Another promising, but generally failed field is the identification of relevant biomarkers for early diagnosis of diseases. While over 25,000 papers on protein biomarkers have been published, only very few made the way into the clinics. There are many reasons for this failure, as study design, cohort selection, number of individuals, the definition of the disease, the ethnicity, and the finally validation of the proposed biomarkers. Here a long used method made its way into Proteomics, the targeted mass spectrometry, also known as multiple or single reaction monitoring (MRM or SRM), or Western-Blot of mass spectrometry.¹⁶ MRM/SRM allows the detection and quantification of proteins in complex biological mixtures, as serum or urine, based on proteotypic tryptic peptides, representative for the targeted protein. With the now public available data from the human draft Proteome and from many other projects, these peptides can be selected for almost all human proteins.¹⁷ With state-of-the-art instruments 100s and even 1,000s of proteins can be detected and quantified in a single run in complex samples, overcoming the limitations of antibodies. Now proposed biomarkers can be validated in larger cohorts, first commercial companies offer these services already.

But there are still many open questions that require both, technical and computational bioinformatics developments.

From the over 600 known protein modifications only a few have been tackled in a larger scale, as phosphorylation.¹⁸ The challenge to analyse highly complex modifications, as glycosylation is not solved yet, many other modifications are not even tackled or showed to be inaccessible to current techniques. Here lies the big challenges for the future, understanding biology require understanding how the active proteins are modified and what the modification affects.

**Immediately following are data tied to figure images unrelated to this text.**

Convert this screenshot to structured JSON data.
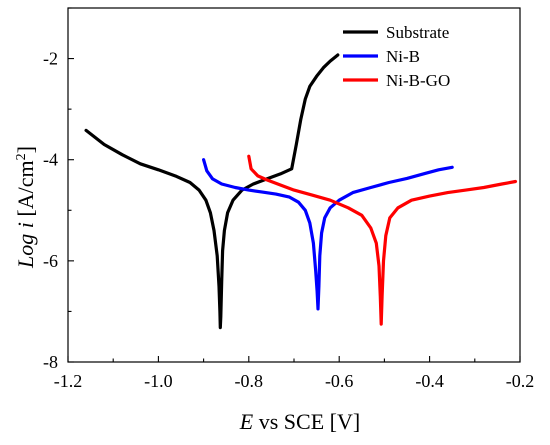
{
  "chart_data": {
    "type": "line",
    "xlabel_italic": "E",
    "xlabel_rest": " vs SCE [V]",
    "ylabel_italic_log": "Log ",
    "ylabel_italic_i": "i",
    "ylabel_unit": " [A/cm",
    "ylabel_sup": "2",
    "ylabel_close": "]",
    "xlim": [
      -1.2,
      -0.2
    ],
    "ylim": [
      -8,
      -1
    ],
    "x_ticks": [
      -1.2,
      -1.0,
      -0.8,
      -0.6,
      -0.4,
      -0.2
    ],
    "x_tick_labels": [
      "-1.2",
      "-1.0",
      "-0.8",
      "-0.6",
      "-0.4",
      "-0.2"
    ],
    "y_ticks": [
      -8,
      -6,
      -4,
      -2
    ],
    "y_tick_labels": [
      "-8",
      "-6",
      "-4",
      "-2"
    ],
    "grid": false,
    "legend_position": "top-right",
    "series": [
      {
        "name": "Substrate",
        "color": "#000000",
        "points": [
          [
            -1.16,
            -3.42
          ],
          [
            -1.12,
            -3.7
          ],
          [
            -1.08,
            -3.9
          ],
          [
            -1.04,
            -4.08
          ],
          [
            -1.0,
            -4.2
          ],
          [
            -0.96,
            -4.33
          ],
          [
            -0.93,
            -4.45
          ],
          [
            -0.91,
            -4.6
          ],
          [
            -0.895,
            -4.8
          ],
          [
            -0.885,
            -5.05
          ],
          [
            -0.877,
            -5.4
          ],
          [
            -0.87,
            -5.9
          ],
          [
            -0.866,
            -6.5
          ],
          [
            -0.864,
            -7.0
          ],
          [
            -0.863,
            -7.32
          ],
          [
            -0.862,
            -7.1
          ],
          [
            -0.86,
            -6.4
          ],
          [
            -0.858,
            -5.8
          ],
          [
            -0.854,
            -5.4
          ],
          [
            -0.847,
            -5.05
          ],
          [
            -0.835,
            -4.8
          ],
          [
            -0.815,
            -4.6
          ],
          [
            -0.79,
            -4.48
          ],
          [
            -0.76,
            -4.38
          ],
          [
            -0.73,
            -4.28
          ],
          [
            -0.705,
            -4.18
          ],
          [
            -0.695,
            -3.7
          ],
          [
            -0.685,
            -3.2
          ],
          [
            -0.675,
            -2.8
          ],
          [
            -0.665,
            -2.55
          ],
          [
            -0.65,
            -2.35
          ],
          [
            -0.635,
            -2.18
          ],
          [
            -0.62,
            -2.05
          ],
          [
            -0.603,
            -1.93
          ]
        ]
      },
      {
        "name": "Ni-B",
        "color": "#0000ff",
        "points": [
          [
            -0.9,
            -4.0
          ],
          [
            -0.893,
            -4.22
          ],
          [
            -0.88,
            -4.38
          ],
          [
            -0.86,
            -4.48
          ],
          [
            -0.83,
            -4.55
          ],
          [
            -0.8,
            -4.6
          ],
          [
            -0.77,
            -4.64
          ],
          [
            -0.74,
            -4.68
          ],
          [
            -0.71,
            -4.74
          ],
          [
            -0.69,
            -4.84
          ],
          [
            -0.675,
            -5.0
          ],
          [
            -0.665,
            -5.25
          ],
          [
            -0.657,
            -5.65
          ],
          [
            -0.652,
            -6.2
          ],
          [
            -0.649,
            -6.6
          ],
          [
            -0.647,
            -6.95
          ],
          [
            -0.645,
            -6.5
          ],
          [
            -0.643,
            -5.9
          ],
          [
            -0.639,
            -5.45
          ],
          [
            -0.632,
            -5.15
          ],
          [
            -0.62,
            -4.95
          ],
          [
            -0.6,
            -4.8
          ],
          [
            -0.57,
            -4.65
          ],
          [
            -0.53,
            -4.55
          ],
          [
            -0.49,
            -4.45
          ],
          [
            -0.45,
            -4.37
          ],
          [
            -0.41,
            -4.27
          ],
          [
            -0.38,
            -4.2
          ],
          [
            -0.35,
            -4.15
          ]
        ]
      },
      {
        "name": "Ni-B-GO",
        "color": "#ff0000",
        "points": [
          [
            -0.8,
            -3.93
          ],
          [
            -0.795,
            -4.18
          ],
          [
            -0.78,
            -4.32
          ],
          [
            -0.76,
            -4.4
          ],
          [
            -0.73,
            -4.5
          ],
          [
            -0.7,
            -4.6
          ],
          [
            -0.66,
            -4.7
          ],
          [
            -0.62,
            -4.8
          ],
          [
            -0.58,
            -4.95
          ],
          [
            -0.55,
            -5.1
          ],
          [
            -0.53,
            -5.35
          ],
          [
            -0.518,
            -5.65
          ],
          [
            -0.512,
            -6.1
          ],
          [
            -0.509,
            -6.7
          ],
          [
            -0.507,
            -7.25
          ],
          [
            -0.505,
            -6.7
          ],
          [
            -0.502,
            -6.0
          ],
          [
            -0.497,
            -5.5
          ],
          [
            -0.488,
            -5.15
          ],
          [
            -0.47,
            -4.95
          ],
          [
            -0.44,
            -4.8
          ],
          [
            -0.4,
            -4.72
          ],
          [
            -0.36,
            -4.65
          ],
          [
            -0.32,
            -4.6
          ],
          [
            -0.28,
            -4.55
          ],
          [
            -0.24,
            -4.48
          ],
          [
            -0.21,
            -4.43
          ]
        ]
      }
    ]
  }
}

The other big challenges are the overwhelming amount of already available information. A lot of hidden knowledge lies here, difficult to excavate and turn it into actions. The data and information are spread over many databases, from literature to sequences. To combine these into an easy searchable manner will help researchers to plan meaningful experiments leading to new knowledge in understanding biology and finally to new insights into diseases.

Also the identification of proteins from mass spectrometric data, especially MS/MS data, requires new approaches. The commonly used MOWSE¹⁹ has shown many drawbacks; mutations, multiple modifications may get not detected using this approach. New approaches, as de-novo sequencing with consecutive database searches may overcome the limitations.²⁰

After a downtime of Proteomics in the early 2000s, due to unfulfilled promises, it is back to a new and promising rise. Many mistakes have been done, researches should learn out of them and avoid their repetition.

Marvin Vestal once stated (literally): "Genomics took 20years, Proteomics will take 200years" a very optimistic view.